BGH, 05.05.2011 - 1 StR 168/11 - Die Revision eines Angeklagten wegen Steuerhinterziehung wird verworfen bei Nichtvorliegen eines Rechtsfehlers zum Nachteil eines Angeklagten

Bundesgerichtshof
Beschl. v. 05.05.2011, Az.: 1 StR 168/11
Gericht: BGH
Entscheidungsform: Beschluss
Datum: 05.05.2011
Referenz: JurionRS 2011, 16281
Aktenzeichen: 1 StR 168/11
 

Verfahrensgang:

vorgehend:

LG Bochum - 27.09.2010

Rechtsgrundlage:

§ 370 Abs. 1 AO

Fundstelle:

BFH/NV 2011, 1468

Verfahrensgegenstand:

Steuerhinterziehung u.a.

Der 1. Strafsenat des Bundesgerichtshofs hat
am 5. Mai 2011
beschlossen:

Tenor:

Die Revision des Angeklagten gegen das Urteil des Landgerichts Bochum vom 27. September 2010 wird als unbegründet verworfen, da die Nachprüfung des Urteils auf Grund der Revisionsrechtfertigung keinen Rechtsfehler zum Nachteil des Angeklagten ergeben hat (§ 349 Abs. 2 StPO).

Die Strafzumessung ist zwar nicht frei von Rechtsfehlern:

Das Landgericht hat den Angeklagten wegen Steuerhinterziehung in zwei Fällen und wegen versuchter Steuerhinterziehung in sechs Fällen (wegen nicht oder unzutreffend als steuerfreie Ausfuhren erklärter Umsätze) zu der Gesamtfreiheitsstrafe von einem Jahr und zehn Monaten verurteilt, deren Vollstreckung es zur Bewährung ausgesetzt hat.
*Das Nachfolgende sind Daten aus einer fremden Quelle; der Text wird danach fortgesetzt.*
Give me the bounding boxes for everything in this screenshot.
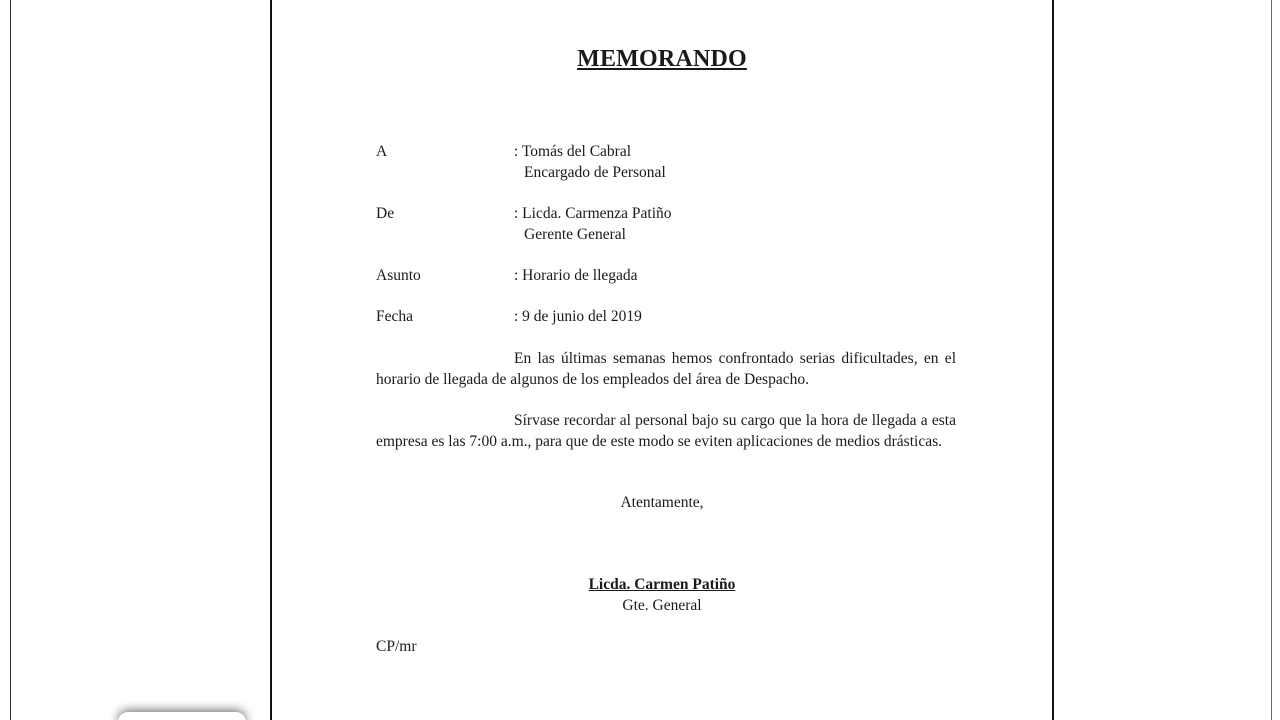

Die Einzelstrafen hat die Strafkammer jeweils dem in § 370 Abs. 1 AO vorgegebenen Strafrahmen entnommen, auch im Fall 1, in dem der Steuerschaden 292.296,16 € beträgt. Dieser Hinterziehungsbetrag liegt erheblich über der Grenze von 100.000 €, deren Überschreitung Indizwirkung für das Vorliegen des Merkmals der Hinterziehung von Steuern in "großem Ausmaß" (§ 370 Abs. 3 Nr. 1 AO) zukommt (BGH, Beschluss vom 2. Dezember 2008 - 1 StR 416/08, BGHSt 53, 71 Rn. 39). Mit der Frage, ob deshalb im Hinblick auf die Höhe des Schadens unter Berücksichtigung der hierzu vom Senat entwickelten Grundsätze (vgl. BGH aaO, Rn. 24 ff.) von einem besonders schweren Fall der Steuerhinterziehung - und dem dann gegebenen erhöhten Strafrahmen - auszugehen gewesen wäre, hat sich die Strafkammer nicht befasst. Dies ist rechtsfehlerhaft, beschwert den Angeklagten indes nicht.

Der Beschwerdeführer hat die Kosten des Rechtsmittels zu tragen.